Afin de garantir que le procès soit efficace et ne s’étende pas sur des années, le Statut prévoit que le ministère public peut poursuivre « les crimes les plus graves » de Habré plutôt que de l’accuser de tous les actes qui lui sont reprochés, comme prévu explicitement par le Statut des « Chambres ». Human Rights Watch suggère que le ministère public sélectionne un échantillon représentatif des crimes les plus graves pour lesquels les preuves sont les plus importantes. Cette sélection devrait refléter la sévérité et l’ampleur des crimes commis par le gouvernement de Habré, comprenant en particulier les crimes commis contre plusieurs des principaux groupes ethniques du Tchad.

Les procureurs peuvent également introduire les résultats des enquêtes belge et tchadienne sur les crimes présumés de Habré afin d’éviter les redondances. Un juge belge et son équipe ont enquêté pendant près de quatre ans sur les crimes de Habré avant de l’inculper pour crimes contre l’humanité, crimes de guerre et torture. Une Commission Nationale d’Enquête de 1992 au Tchad a accusé le gouvernement de Habré d’usage systématique de la torture et de jusqu’à 40 000 assassinats politiques et a documenté méticuleusement les méthodes de torture utilisées.

b)- Le financement du procès

Les « Chambres » seront financées en grande partie par la communauté internationale mais un budget ajusté sur lequel le Sénégal et les donateurs se sont accordés n’a pas encore été finalisé.

En novembre 2010, après des années de querelles, le Sénégal et un certain nombre de pays donateurs ont consenti à un budget de 8,6 millions d’euros (11,4 millions de dollars) pour financer le procès de Habré.

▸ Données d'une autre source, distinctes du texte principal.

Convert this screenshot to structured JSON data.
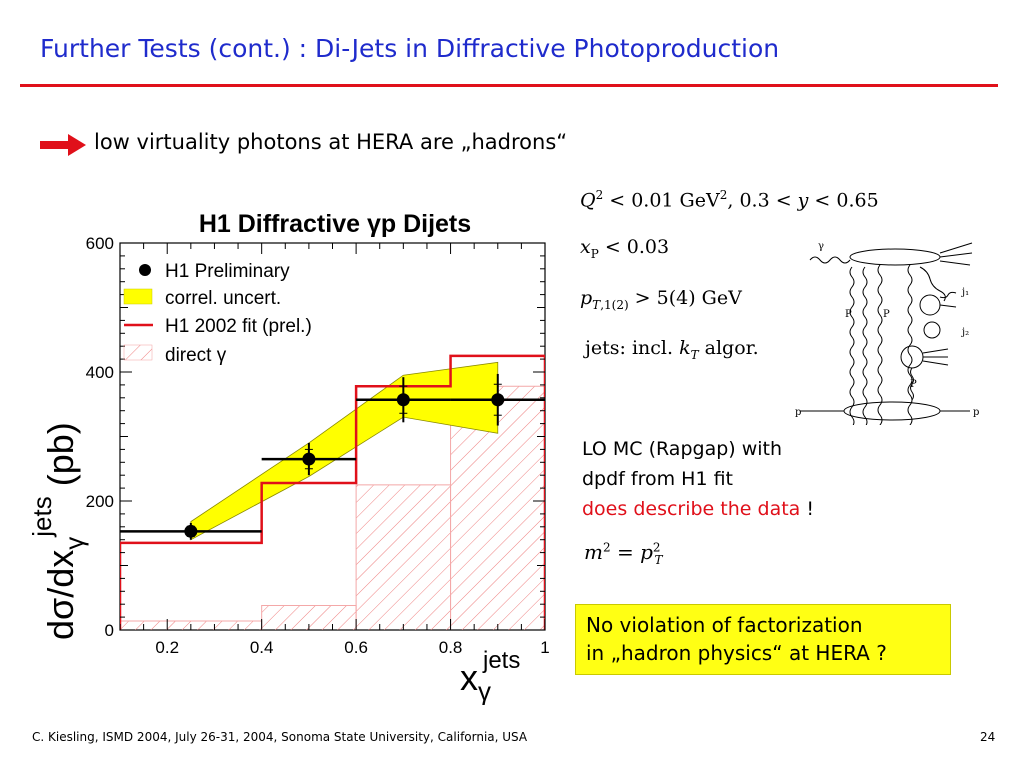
{
  "slide": {
    "title": "Further Tests (cont.) :  Di-Jets in Diffractive Photoproduction",
    "bullet": "low virtuality photons at HERA are „hadrons“",
    "cuts": {
      "line1": "Q² < 0.01 GeV², 0.3 < y < 0.65",
      "line2": "xP < 0.03",
      "line3": "pT,1(2) > 5(4) GeV",
      "line4": "jets: incl. kT  algor."
    },
    "mc_note": {
      "line1": "LO MC (Rapgap) with",
      "line2": "dpdf from H1 fit",
      "line3": "does describe the data",
      "line3_suffix": " !"
    },
    "scale_formula": "m² = pT²",
    "conclusion": {
      "line1": "No violation of factorization",
      "line2": "in „hadron physics“ at HERA ?"
    },
    "footer": "C. Kiesling, ISMD 2004, July 26-31, 2004, Sonoma State University, California, USA",
    "page_number": "24",
    "colors": {
      "title": "#1f2bcc",
      "accent": "#e0101a",
      "band": "#ffff00",
      "box": "#ffff14"
    }
  },
  "diagram": {
    "labels": {
      "gamma": "γ",
      "j1": "j₁",
      "j2": "j₂",
      "P_left": "P",
      "P_right": "P",
      "P_lower": "P",
      "p_in": "p",
      "p_out": "p"
    }
  },
  "chart_data": {
    "type": "step",
    "title": "H1 Diffractive γp Dijets",
    "xlabel": "xγ^jets",
    "ylabel": "dσ/dxγ^jets (pb)",
    "xlim": [
      0.1,
      1.0
    ],
    "ylim": [
      0,
      600
    ],
    "xticks": [
      "0.2",
      "0.4",
      "0.6",
      "0.8",
      "1"
    ],
    "yticks": [
      "0",
      "200",
      "400",
      "600"
    ],
    "legend": {
      "placement": "top-left",
      "entries": [
        "H1 Preliminary",
        "correl. uncert.",
        "H1 2002 fit (prel.)",
        "direct γ"
      ]
    },
    "data_points": [
      {
        "x": 0.25,
        "xerr": [
          0.1,
          0.4
        ],
        "y": 153,
        "yerr": 13
      },
      {
        "x": 0.5,
        "xerr": [
          0.4,
          0.6
        ],
        "y": 265,
        "yerr": 25
      },
      {
        "x": 0.7,
        "xerr": [
          0.6,
          0.8
        ],
        "y": 357,
        "yerr": 35
      },
      {
        "x": 0.9,
        "xerr": [
          0.8,
          1.0
        ],
        "y": 357,
        "yerr": 40
      }
    ],
    "band": {
      "x": [
        0.25,
        0.5,
        0.7,
        0.9
      ],
      "lo": [
        140,
        238,
        330,
        305
      ],
      "hi": [
        168,
        290,
        395,
        415
      ]
    },
    "fit_histogram": {
      "edges": [
        0.1,
        0.4,
        0.6,
        0.8,
        1.0
      ],
      "values": [
        135,
        228,
        378,
        425
      ]
    },
    "direct_histogram": {
      "edges": [
        0.1,
        0.4,
        0.6,
        0.8,
        1.0
      ],
      "values": [
        14,
        38,
        225,
        378
      ]
    }
  }
}
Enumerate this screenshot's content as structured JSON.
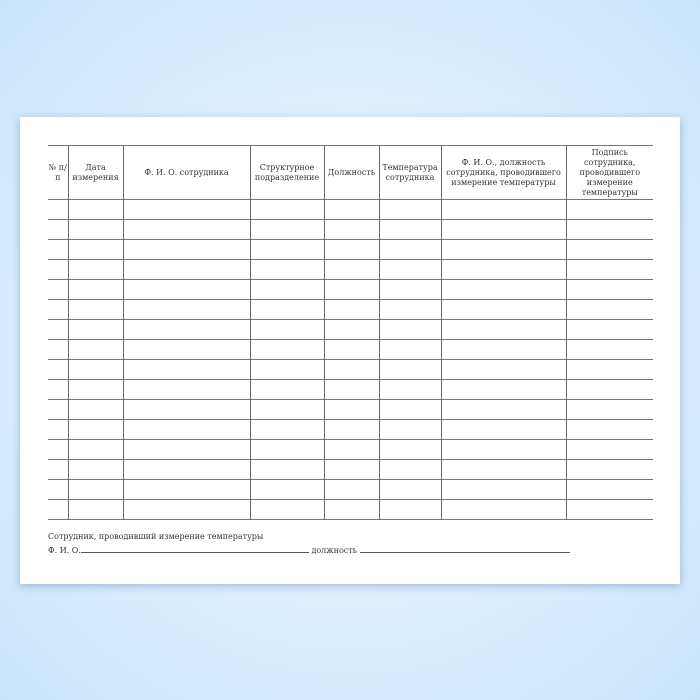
{
  "table": {
    "headers": [
      "№ п/п",
      "Дата измерения",
      "Ф. И. О. сотрудника",
      "Структурное подразделение",
      "Должность",
      "Температура сотрудника",
      "Ф. И. О., должность сотрудника, проводившего измерение температуры",
      "Подпись сотрудника, проводившего измерение температуры"
    ],
    "row_count": 16
  },
  "footer": {
    "caption": "Сотрудник, проводивший измерение температуры",
    "fio_label": "Ф. И. О.",
    "position_label": "должность"
  }
}
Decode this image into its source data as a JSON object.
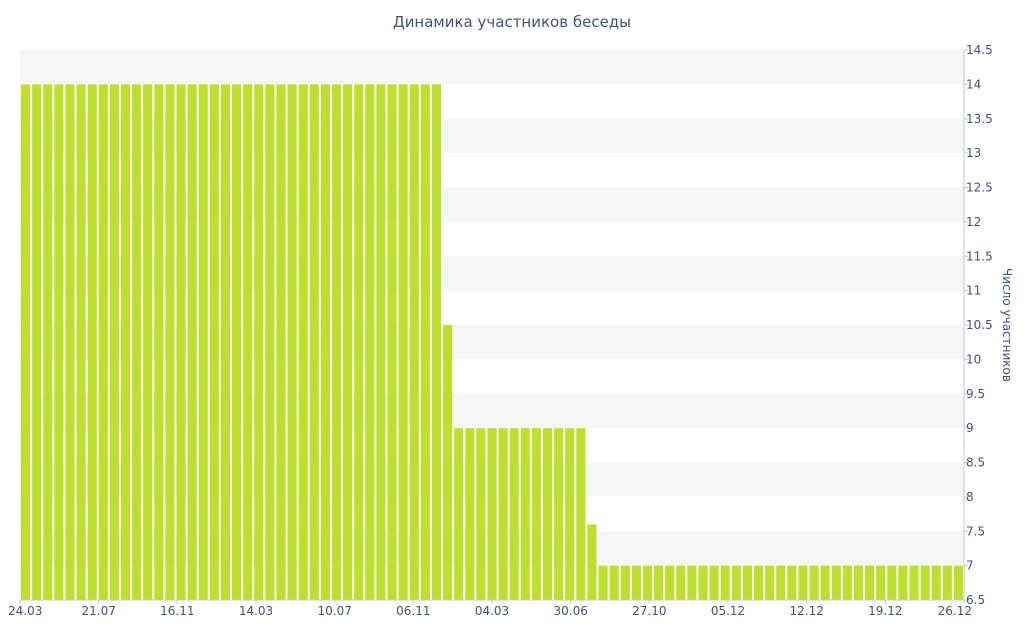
{
  "chart_data": {
    "type": "bar",
    "title": "Динамика участников беседы",
    "xlabel": "",
    "ylabel": "Число участников",
    "ylim": [
      6.5,
      14.5
    ],
    "y_ticks": [
      "6.5",
      "7",
      "7.5",
      "8",
      "8.5",
      "9",
      "9.5",
      "10",
      "10.5",
      "11",
      "11.5",
      "12",
      "12.5",
      "13",
      "13.5",
      "14",
      "14.5"
    ],
    "x_tick_labels": [
      "24.03",
      "21.07",
      "16.11",
      "14.03",
      "10.07",
      "06.11",
      "04.03",
      "30.06",
      "27.10",
      "05.12",
      "12.12",
      "19.12",
      "26.12"
    ],
    "grid": "horizontal alternating bands",
    "colors": {
      "bar": "#bfdf2e",
      "band": "#f6f6f6",
      "text": "#3f5189"
    },
    "values": [
      14,
      14,
      14,
      14,
      14,
      14,
      14,
      14,
      14,
      14,
      14,
      14,
      14,
      14,
      14,
      14,
      14,
      14,
      14,
      14,
      14,
      14,
      14,
      14,
      14,
      14,
      14,
      14,
      14,
      14,
      14,
      14,
      14,
      14,
      14,
      14,
      14,
      14,
      10.5,
      9,
      9,
      9,
      9,
      9,
      9,
      9,
      9,
      9,
      9,
      9,
      9,
      7.6,
      7,
      7,
      7,
      7,
      7,
      7,
      7,
      7,
      7,
      7,
      7,
      7,
      7,
      7,
      7,
      7,
      7,
      7,
      7,
      7,
      7,
      7,
      7,
      7,
      7,
      7,
      7,
      7,
      7,
      7,
      7,
      7,
      7
    ]
  }
}
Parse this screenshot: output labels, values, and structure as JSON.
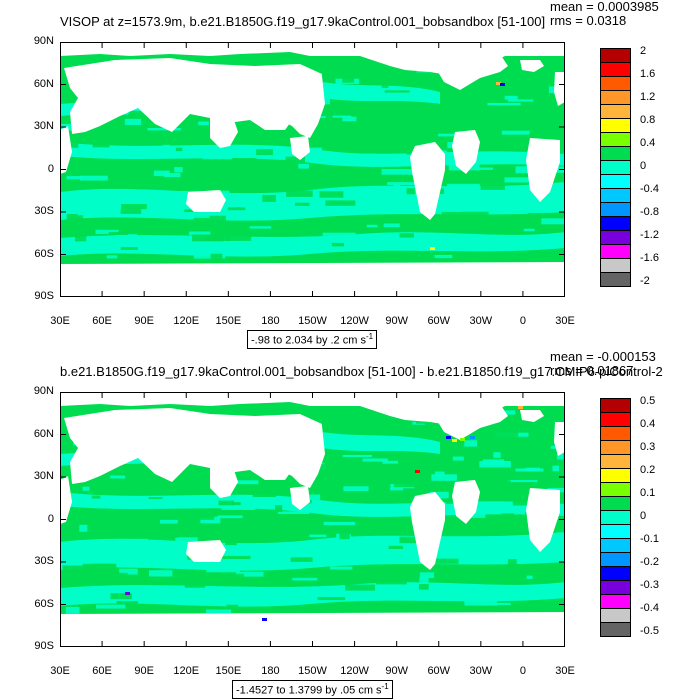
{
  "chart_data": [
    {
      "type": "heatmap",
      "title": "VISOP at z=1573.9m, b.e21.B1850G.f19_g17.9kaControl.001_bobsandbox [51-100]",
      "stats": {
        "mean_label": "mean = 0.0003985",
        "rms_label": "rms = 0.0318"
      },
      "y_ticks": [
        "90N",
        "60N",
        "30N",
        "0",
        "30S",
        "60S",
        "90S"
      ],
      "x_ticks": [
        "30E",
        "60E",
        "90E",
        "120E",
        "150E",
        "180",
        "150W",
        "120W",
        "90W",
        "60W",
        "30W",
        "0",
        "30E"
      ],
      "colorbar": {
        "labels": [
          "2",
          "1.6",
          "1.2",
          "0.8",
          "0.4",
          "0",
          "-0.4",
          "-0.8",
          "-1.2",
          "-1.6",
          "-2"
        ],
        "colors": [
          "#b40000",
          "#ff0000",
          "#ff5a00",
          "#ff9628",
          "#ffb43c",
          "#ffff00",
          "#78ff00",
          "#00dc50",
          "#00ffc8",
          "#00ffff",
          "#00c8ff",
          "#0096ff",
          "#0000ff",
          "#7800dc",
          "#ff00ff",
          "#c8c8c8",
          "#646464"
        ]
      },
      "range_text": "-.98 to 2.034 by .2 cm s",
      "range_unit_sup": "-1"
    },
    {
      "type": "heatmap",
      "title": "b.e21.B1850G.f19_g17.9kaControl.001_bobsandbox [51-100] - b.e21.B1850.f19_g17.CMIP6-piControl-2",
      "stats": {
        "mean_label": "mean = -0.000153",
        "rms_label": "rms = 0.01867"
      },
      "y_ticks": [
        "90N",
        "60N",
        "30N",
        "0",
        "30S",
        "60S",
        "90S"
      ],
      "x_ticks": [
        "30E",
        "60E",
        "90E",
        "120E",
        "150E",
        "180",
        "150W",
        "120W",
        "90W",
        "60W",
        "30W",
        "0",
        "30E"
      ],
      "colorbar": {
        "labels": [
          "0.5",
          "0.4",
          "0.3",
          "0.2",
          "0.1",
          "0",
          "-0.1",
          "-0.2",
          "-0.3",
          "-0.4",
          "-0.5"
        ],
        "colors": [
          "#b40000",
          "#ff0000",
          "#ff5a00",
          "#ff9628",
          "#ffb43c",
          "#ffff00",
          "#78ff00",
          "#00dc50",
          "#00ffc8",
          "#00ffff",
          "#00c8ff",
          "#0096ff",
          "#0000ff",
          "#7800dc",
          "#ff00ff",
          "#c8c8c8",
          "#646464"
        ]
      },
      "range_text": "-1.4527 to 1.3799 by .05 cm s",
      "range_unit_sup": "-1"
    }
  ]
}
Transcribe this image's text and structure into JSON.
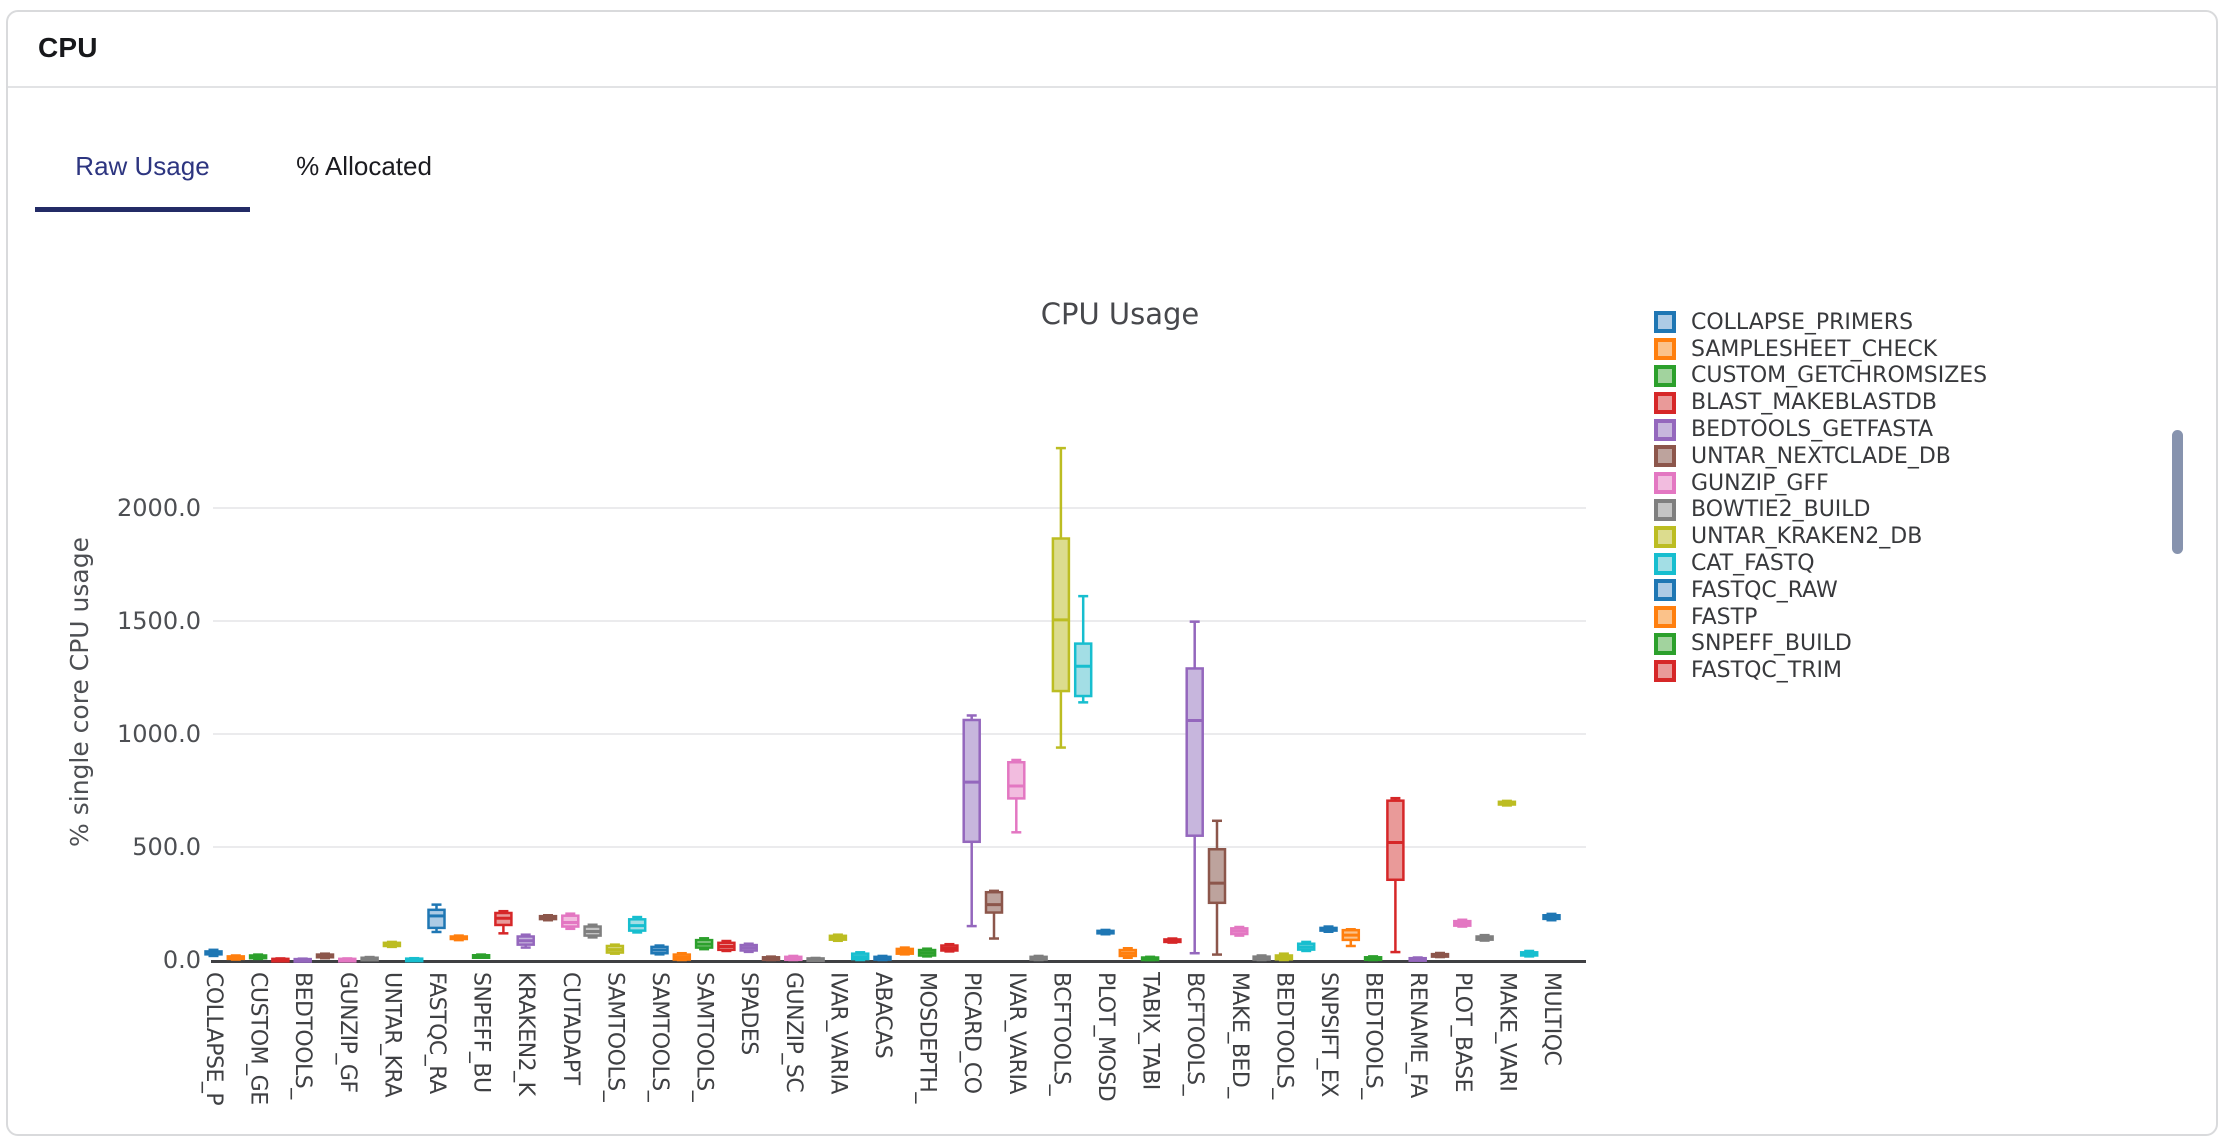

Les promesses avaient été faites en 2010 par : le Tchad (2 milliards de francs CFA ou 3 743 000 dollars), l’Union européenne (2 millions d’euros), la Belgique (1 million d’euros), les Pays-Bas (1 million d’euros), l’Union africaine (1 million de dollars), l’Allemagne (500 000 euros), la France (300 000 euros) et le Luxembourg (100 000 euros).

Étant donné que près de deux ans se sont écoulés depuis, le Sénégal doit chercher de nouvelles promesses de fonds. Le Ministre de la justice sénégalais a déjà contacté les donateurs et a indiqué que, contrairement au gouvernement précédent, le Sénégal ne retardera pas le début de la procédure à l’obtention du budget entier.

 Au cours de sa visite au Sénégal le 1er août 2012, la Secrétaire d’Etat américaine, Hillary Clinton, a promis « d’aider par tous les moyens possibles » les poursuites contre Habré.

A titre de comparaison, le coût envisagé à la création en 2004 d’une « Chambre spéciale» pour les crimes de guerre à Sarajevo était d’environ 77 millions de dollars sur cinq (5) ans. En six (6) ans, plus de cent dix (110) personnes y ont été jugées. Le coût estimé des « Chambres extraordinaires au sein des tribunaux cambodgiens » était de cinquante six (56) millions de dollars sur trois ans. Six (6) ans après sa création, elles ont coûté quatre fois plus et n’ont jugé qu’une seule personne.

La Ministre de la Justice sénégalaise a de son côté fait une promesse : « Nous démarrerons le procès avec les moyens dont nous disposons ». Toutefois, elle l’a assortie d’une modalité : « Nous attendons que la communauté internationale respecte ses engagements ».

Le Gouvernement Sénégalais s’est également engagé à demander au Parlement l’approbation de la création des nouvelles « Chambres » et à soumettre la ratification formelle de son accord à l’UA.

Avant la création des « Chambres », il est prévu que le Sénégal et le Tchad se rencontrent pour discuter de l’assistance judiciaire nécessaire aux enquêtes et au procès. Le Ministre de la Justice sénégalais devrait également nommer les candidats aux postes de procureur et de juge.

CONCLUSION

            Le Sénégal a marqué l’histoire en 1999 en étant le premier pays à devenir membre de la Cour pénale internationale ; il pourrait davantage creuser l’écart en devenant le premier pays africain à poursuivre des crimes relatifs aux droits humains commis par un dirigeant étranger.